Nearly 22 countries, including India, proposed or enacted changes that weakened environmental regulation, endangering protected areas across the globe during the COVID-19 pandemic, research has found.
The paper published by International Union for Conservation of Nature last week showed that the pandemic impacted protected areas around the globe beyond just rollbacks. It led to job losses among protected area rangers, reduced anti-poaching patrols, and deaths among indigenous communities living in those lands.
"During a time when all eyes were obviously on COVID-19, you had governments reducing budgets or weakening environmental protection," said Mariana Napolitano Ferreira, head of science at WWF Brazil and one of 150 researchers who wrote the report.
For India, the paper cited 31 infrastructure proposals for national parks and sanctuaries, extraction and development projects, including coal mining. For the United States, Ferreira said that President Joe Biden's administration was expected to stop rollbacks enacted by the Trump administration during the pandemic, The Wire reported.

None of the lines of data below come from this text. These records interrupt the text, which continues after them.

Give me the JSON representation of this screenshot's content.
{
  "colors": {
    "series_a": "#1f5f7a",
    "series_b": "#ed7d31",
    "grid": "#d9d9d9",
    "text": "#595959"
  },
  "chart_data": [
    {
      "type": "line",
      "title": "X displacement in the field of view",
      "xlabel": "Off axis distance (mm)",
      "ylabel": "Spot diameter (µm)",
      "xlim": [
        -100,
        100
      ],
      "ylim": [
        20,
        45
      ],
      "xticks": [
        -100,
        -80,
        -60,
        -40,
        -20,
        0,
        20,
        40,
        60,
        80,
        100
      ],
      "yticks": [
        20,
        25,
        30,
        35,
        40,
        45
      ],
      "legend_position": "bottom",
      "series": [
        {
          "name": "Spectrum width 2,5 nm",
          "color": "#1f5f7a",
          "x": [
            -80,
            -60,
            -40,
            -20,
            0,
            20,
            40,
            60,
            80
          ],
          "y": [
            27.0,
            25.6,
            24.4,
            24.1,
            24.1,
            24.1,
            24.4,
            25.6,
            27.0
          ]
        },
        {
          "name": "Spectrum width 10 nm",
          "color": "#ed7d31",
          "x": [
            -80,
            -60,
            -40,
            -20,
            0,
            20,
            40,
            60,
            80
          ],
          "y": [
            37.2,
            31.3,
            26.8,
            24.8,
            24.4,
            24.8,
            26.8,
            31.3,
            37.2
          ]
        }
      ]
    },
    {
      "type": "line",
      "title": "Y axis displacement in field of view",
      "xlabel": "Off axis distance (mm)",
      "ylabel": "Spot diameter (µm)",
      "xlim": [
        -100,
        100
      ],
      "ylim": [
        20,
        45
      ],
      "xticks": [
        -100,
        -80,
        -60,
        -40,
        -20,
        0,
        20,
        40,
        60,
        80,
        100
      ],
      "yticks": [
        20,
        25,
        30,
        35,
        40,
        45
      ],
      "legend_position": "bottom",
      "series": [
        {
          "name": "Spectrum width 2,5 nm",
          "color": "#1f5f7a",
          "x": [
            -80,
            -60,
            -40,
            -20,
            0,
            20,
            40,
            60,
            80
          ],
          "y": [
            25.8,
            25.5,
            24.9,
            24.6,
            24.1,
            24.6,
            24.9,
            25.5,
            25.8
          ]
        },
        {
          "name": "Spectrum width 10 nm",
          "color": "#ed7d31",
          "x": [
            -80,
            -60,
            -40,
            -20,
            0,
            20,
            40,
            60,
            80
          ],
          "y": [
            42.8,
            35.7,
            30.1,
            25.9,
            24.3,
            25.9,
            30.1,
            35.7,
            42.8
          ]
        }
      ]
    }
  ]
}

However, for India and Brazil, it was unclear. For Brazil, the paper cited a proposal sent by President Jair Bolsonaro to Congress, allowing mining, oil and gas extraction within the indigenous reserves.

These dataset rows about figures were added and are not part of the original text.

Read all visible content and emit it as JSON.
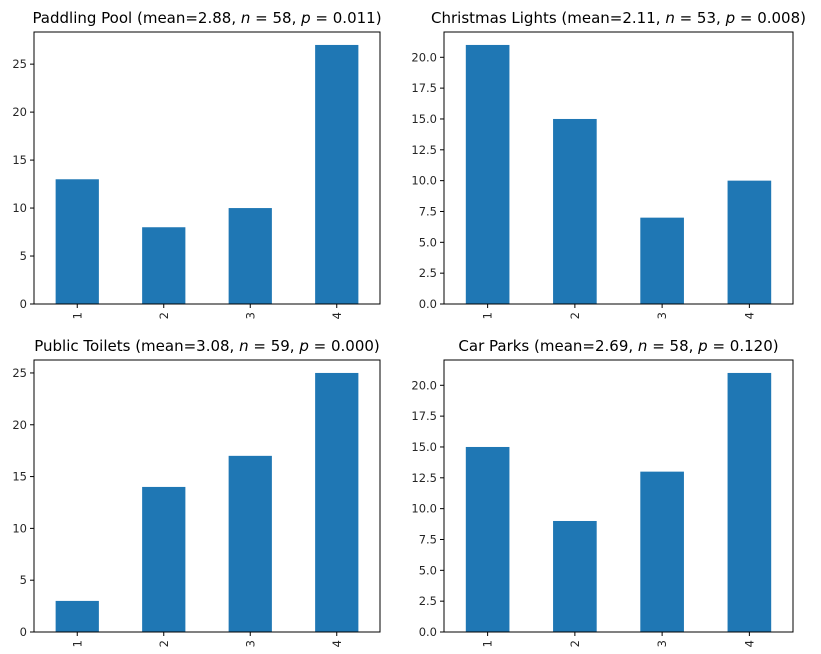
{
  "bar_color": "#1f77b4",
  "chart_data": [
    {
      "type": "bar",
      "title_name": "Paddling Pool",
      "title_stats": "(mean=2.88,",
      "title_n": "58,",
      "title_p": "0.011)",
      "categories": [
        "1",
        "2",
        "3",
        "4"
      ],
      "values": [
        13,
        8,
        10,
        27
      ],
      "ylim": [
        0,
        28.35
      ],
      "yticks": [
        0,
        5,
        10,
        15,
        20,
        25
      ],
      "ytick_labels": [
        "0",
        "5",
        "10",
        "15",
        "20",
        "25"
      ],
      "xlabel": "",
      "ylabel": "",
      "grid": false
    },
    {
      "type": "bar",
      "title_name": "Christmas Lights",
      "title_stats": "(mean=2.11,",
      "title_n": "53,",
      "title_p": "0.008)",
      "categories": [
        "1",
        "2",
        "3",
        "4"
      ],
      "values": [
        21,
        15,
        7,
        10
      ],
      "ylim": [
        0,
        22.05
      ],
      "yticks": [
        0,
        2.5,
        5,
        7.5,
        10,
        12.5,
        15,
        17.5,
        20
      ],
      "ytick_labels": [
        "0.0",
        "2.5",
        "5.0",
        "7.5",
        "10.0",
        "12.5",
        "15.0",
        "17.5",
        "20.0"
      ],
      "xlabel": "",
      "ylabel": "",
      "grid": false
    },
    {
      "type": "bar",
      "title_name": "Public Toilets",
      "title_stats": "(mean=3.08,",
      "title_n": "59,",
      "title_p": "0.000)",
      "categories": [
        "1",
        "2",
        "3",
        "4"
      ],
      "values": [
        3,
        14,
        17,
        25
      ],
      "ylim": [
        0,
        26.25
      ],
      "yticks": [
        0,
        5,
        10,
        15,
        20,
        25
      ],
      "ytick_labels": [
        "0",
        "5",
        "10",
        "15",
        "20",
        "25"
      ],
      "xlabel": "",
      "ylabel": "",
      "grid": false
    },
    {
      "type": "bar",
      "title_name": "Car Parks",
      "title_stats": "(mean=2.69,",
      "title_n": "58,",
      "title_p": "0.120)",
      "categories": [
        "1",
        "2",
        "3",
        "4"
      ],
      "values": [
        15,
        9,
        13,
        21
      ],
      "ylim": [
        0,
        22.05
      ],
      "yticks": [
        0,
        2.5,
        5,
        7.5,
        10,
        12.5,
        15,
        17.5,
        20
      ],
      "ytick_labels": [
        "0.0",
        "2.5",
        "5.0",
        "7.5",
        "10.0",
        "12.5",
        "15.0",
        "17.5",
        "20.0"
      ],
      "xlabel": "",
      "ylabel": "",
      "grid": false
    }
  ]
}
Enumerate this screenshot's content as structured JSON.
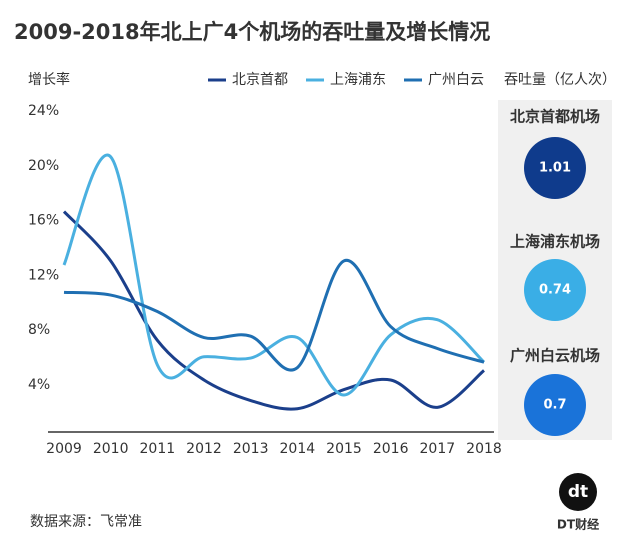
{
  "chart_data": {
    "type": "line",
    "title": "2009-2018年北上广4个机场的吞吐量及增长情况",
    "y_label": "增长率",
    "categories": [
      "2009",
      "2010",
      "2011",
      "2012",
      "2013",
      "2014",
      "2015",
      "2016",
      "2017",
      "2018"
    ],
    "series": [
      {
        "name": "北京首都",
        "color": "#1b3f8b",
        "values": [
          16.8,
          13.2,
          7.4,
          4.5,
          3.0,
          2.4,
          3.8,
          4.5,
          2.5,
          5.2
        ]
      },
      {
        "name": "上海浦东",
        "color": "#4ab0e0",
        "values": [
          12.9,
          20.8,
          5.6,
          6.2,
          6.1,
          7.6,
          3.4,
          7.8,
          8.9,
          5.8
        ]
      },
      {
        "name": "广州白云",
        "color": "#1f6fb2",
        "values": [
          10.9,
          10.7,
          9.5,
          7.6,
          7.7,
          5.4,
          13.2,
          8.4,
          6.8,
          5.8
        ]
      }
    ],
    "ylim": [
      0.7,
      24
    ],
    "yticks": [
      {
        "value": 4,
        "label": "4%"
      },
      {
        "value": 8,
        "label": "8%"
      },
      {
        "value": 12,
        "label": "12%"
      },
      {
        "value": 16,
        "label": "16%"
      },
      {
        "value": 20,
        "label": "20%"
      },
      {
        "value": 24,
        "label": "24%"
      }
    ],
    "grid": false,
    "legend": "top"
  },
  "side_panel": {
    "title": "吞吐量（亿人次）",
    "items": [
      {
        "name": "北京首都机场",
        "value": 1.01,
        "color": "#0f3b8c"
      },
      {
        "name": "上海浦东机场",
        "value": 0.74,
        "color": "#3aaee6"
      },
      {
        "name": "广州白云机场",
        "value": 0.7,
        "color": "#1a73d9"
      }
    ]
  },
  "footer": {
    "source": "数据来源：飞常准",
    "logo_icon": "dt",
    "logo_text": "DT财经"
  }
}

Brazilian environment minister Ricardo Salles had earlier argued for deregulation of environmental protection amid the pandemic.
The researchers have advised the countries to create new protected areas and make the existing ones economically stable to reduce the risk of a new pandemic.
The report also highlighted the countries that expanded or strengthened the protected areas last year, including countries in the European Union, Pakistan and New Zealand. These countries have included nature protection in their stimulus packages as well.